14.03.2012

Millas fait son introspection

Dominé dans le combat, Millas a raté son match à la Salanque. Une réaction est attendue dès dimanche contre Pollestres-Ponteilla (15h).

millas,rugby,paul ribes,hernandez,marc adroguer,marc juan,sébastien lopez,fabien salvat,lionel rodriguez,gerard maincentPaul Ribes tente une combinaison avec Hernandez sur un des rares ballons d'attaque millassois face à la Salanque Côte Radieuse dimanche dernier.  © Photo Gérard Maincent

La difficile victoire décrochée par Millas contre Le Boulou (13-10) à Roquefort le 4 mars dernier avait ouvert une brèche. Si dominateur lors de la première phase (une seule défaite à Pollestres avec une équipe remaniée), l'USM était passé près de la correctionnelle face à un adversaire privé de ses maîtres à jouer (Camps, Cortes et Roitg). Une brèche dans laquelle la Salanque Côte Radieuse, en pleine bourre ces dernières semaines, s'est engouffrée avec gourmandise le week-end dernier (15-3) pour signer une victoire à cinq points et reléguer son rival pour la première place, synonyme de finale Honneur sans passer par un barrage, loin derrière (NDLR : Millas devrait être privé de deux points après avoir cumulé plus de 200 jours de suspension).

Mais au-delà de l'aspect comptable, c'est la manière de laquelle les "rouge et noir" ont sombré à Torreilles qui interpelle. Maladroits, dominés dans le combat, ce qui n'est pas vraiment le genre de la maison, les Millassois semblaient jouer sans fil conducteur, ni réelle volonté d'avancer ensemble. Marc Adroguer, coentraîneur de l'USM avec Marc Juan et Sébastien Lopez s'avoue "inquiet. Ça fait trois matches qu'on n'y est pas trop. Tout le monde doit se remettre en question. Les entraîneurs, les joueurs, tout le monde". Le mal millassois remonterait donc au début de la phase Honneur... Pas tout à fait selon Adroguer : "En début de saison, on gagnait nos matches, mais il n'y avait pas grand-chose. On avait de la réussite. On n'est pas bien, mais rien n'est cassé. Il faut que cette défaite nous serve".

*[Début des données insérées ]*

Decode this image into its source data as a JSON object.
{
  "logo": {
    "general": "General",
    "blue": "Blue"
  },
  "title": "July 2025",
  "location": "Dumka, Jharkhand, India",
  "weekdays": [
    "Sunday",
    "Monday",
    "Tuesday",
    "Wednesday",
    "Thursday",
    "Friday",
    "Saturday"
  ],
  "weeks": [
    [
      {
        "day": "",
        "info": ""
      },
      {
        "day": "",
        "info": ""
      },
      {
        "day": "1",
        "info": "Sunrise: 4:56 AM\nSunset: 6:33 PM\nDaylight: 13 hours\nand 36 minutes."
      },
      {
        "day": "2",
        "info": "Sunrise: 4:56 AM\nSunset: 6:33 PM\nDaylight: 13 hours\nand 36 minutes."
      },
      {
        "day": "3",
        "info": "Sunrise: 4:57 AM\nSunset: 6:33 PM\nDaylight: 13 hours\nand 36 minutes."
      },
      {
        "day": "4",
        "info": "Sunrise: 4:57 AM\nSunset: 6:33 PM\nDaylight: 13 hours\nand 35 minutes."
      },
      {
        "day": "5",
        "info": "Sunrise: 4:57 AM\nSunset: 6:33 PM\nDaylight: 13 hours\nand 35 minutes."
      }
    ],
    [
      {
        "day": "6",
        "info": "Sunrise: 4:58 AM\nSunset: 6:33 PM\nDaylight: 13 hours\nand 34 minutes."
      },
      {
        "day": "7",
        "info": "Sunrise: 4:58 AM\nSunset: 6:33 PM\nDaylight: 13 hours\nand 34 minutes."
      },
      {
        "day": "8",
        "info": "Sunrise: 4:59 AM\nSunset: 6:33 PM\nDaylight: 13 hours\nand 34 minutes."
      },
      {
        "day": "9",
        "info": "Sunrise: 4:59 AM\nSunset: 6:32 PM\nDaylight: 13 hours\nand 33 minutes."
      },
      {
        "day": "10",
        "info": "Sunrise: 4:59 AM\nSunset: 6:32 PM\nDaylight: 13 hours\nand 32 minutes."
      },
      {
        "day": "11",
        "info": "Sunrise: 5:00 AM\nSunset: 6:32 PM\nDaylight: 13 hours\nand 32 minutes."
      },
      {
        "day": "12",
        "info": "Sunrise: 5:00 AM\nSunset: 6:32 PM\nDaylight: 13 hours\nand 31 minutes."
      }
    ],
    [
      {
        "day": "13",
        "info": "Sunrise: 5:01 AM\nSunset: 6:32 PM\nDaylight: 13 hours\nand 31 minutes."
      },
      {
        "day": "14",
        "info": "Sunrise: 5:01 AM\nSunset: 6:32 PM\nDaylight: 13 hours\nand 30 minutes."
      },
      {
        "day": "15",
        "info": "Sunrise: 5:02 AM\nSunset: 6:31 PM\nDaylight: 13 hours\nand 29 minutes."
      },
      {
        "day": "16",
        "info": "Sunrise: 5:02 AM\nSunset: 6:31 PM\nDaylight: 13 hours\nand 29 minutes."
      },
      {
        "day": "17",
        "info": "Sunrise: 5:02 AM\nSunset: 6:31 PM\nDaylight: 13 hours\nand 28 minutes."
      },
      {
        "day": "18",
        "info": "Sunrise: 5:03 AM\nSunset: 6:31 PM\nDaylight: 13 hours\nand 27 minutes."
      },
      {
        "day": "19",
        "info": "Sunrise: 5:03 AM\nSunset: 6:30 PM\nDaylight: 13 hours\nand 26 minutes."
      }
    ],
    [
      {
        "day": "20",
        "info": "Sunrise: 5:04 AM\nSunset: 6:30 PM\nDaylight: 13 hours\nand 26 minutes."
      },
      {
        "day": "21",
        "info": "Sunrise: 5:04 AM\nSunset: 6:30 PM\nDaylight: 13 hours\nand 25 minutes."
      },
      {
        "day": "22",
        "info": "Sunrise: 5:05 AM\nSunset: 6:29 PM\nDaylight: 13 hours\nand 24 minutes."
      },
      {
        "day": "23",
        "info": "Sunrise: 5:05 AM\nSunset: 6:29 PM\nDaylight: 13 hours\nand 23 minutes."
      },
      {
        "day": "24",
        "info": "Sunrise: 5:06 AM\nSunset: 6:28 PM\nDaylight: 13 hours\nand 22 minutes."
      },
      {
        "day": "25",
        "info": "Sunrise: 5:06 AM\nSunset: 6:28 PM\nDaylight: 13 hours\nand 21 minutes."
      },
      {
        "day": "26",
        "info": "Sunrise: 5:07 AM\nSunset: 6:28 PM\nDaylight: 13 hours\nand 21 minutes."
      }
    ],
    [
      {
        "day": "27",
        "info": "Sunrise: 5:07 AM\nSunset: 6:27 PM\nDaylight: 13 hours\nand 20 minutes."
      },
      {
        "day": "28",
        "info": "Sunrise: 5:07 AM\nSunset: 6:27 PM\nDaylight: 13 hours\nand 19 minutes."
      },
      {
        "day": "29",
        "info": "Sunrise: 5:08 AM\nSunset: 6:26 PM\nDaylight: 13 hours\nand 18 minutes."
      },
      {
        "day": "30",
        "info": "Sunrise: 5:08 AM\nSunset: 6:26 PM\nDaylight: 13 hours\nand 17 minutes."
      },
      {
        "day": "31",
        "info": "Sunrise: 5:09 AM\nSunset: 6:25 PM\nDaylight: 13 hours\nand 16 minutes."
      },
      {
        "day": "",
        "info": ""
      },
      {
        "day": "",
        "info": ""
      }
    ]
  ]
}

Salvat et Rodriguez espérés contre le RSPP

Parfois une défaite dans un match d'une telle importance peut avoir des effets positifs. A condition de prendre conscience de l'urgence de la situation et de serrer les rangs. A condition, aussi, qu'un ou plusieurs leaders se dégagent pour tirer l'équipe vers le haut. A Millas, personne ne le cache : le départ de Christophe Grando à l'intersaison, parti terminer sa carrière à Vinça, a laissé un vide. "Il nous manque un papa sur le terrain", confirme Adroguer. "Ce dimanche (NDLR : contre Pollestres-Ponteilla), Fabien Salvat et Lionel Rodriguez, qui jouent un peu ce rôle-là, seront peut-être de retour. En début de saison, on voyait déjà qu'il nous manquait ce leader et Rodriguez, qui devait être entraîneur, est retourné sur le terrain". Mais le vieux soldat (34 ans) n'est pas éternel. Et l'USM a besoin de voir ses jeunes prendre la relève, sous peine de devoir renoncer à ses objectifs, déjà revus à la baisse depuis la défaite du week-end dernier : "Maintenant, il y a 95 % de chances que la Salanque soit en finale", reprend l'ancien deuxième ligne. "On espérait aller en finale sans le barrage... On va voir si Le Boulou va gagner là-bas mais en tout cas, de notre côté, il faut qu'on gagne dimanche pour assurer la demi-finale. Et si la Salanque bat Le Boulou, il nous restera deux matches amicaux à jouer puisque finir deuxième ou troisième n'a aucune importance, on serait en barrages de toute façon". Quoi qu'il en soit, Millas a besoin de réagir très vite. Avant que le doute ne s'installe dans les esprits pour de bon, du côté du Ribéral.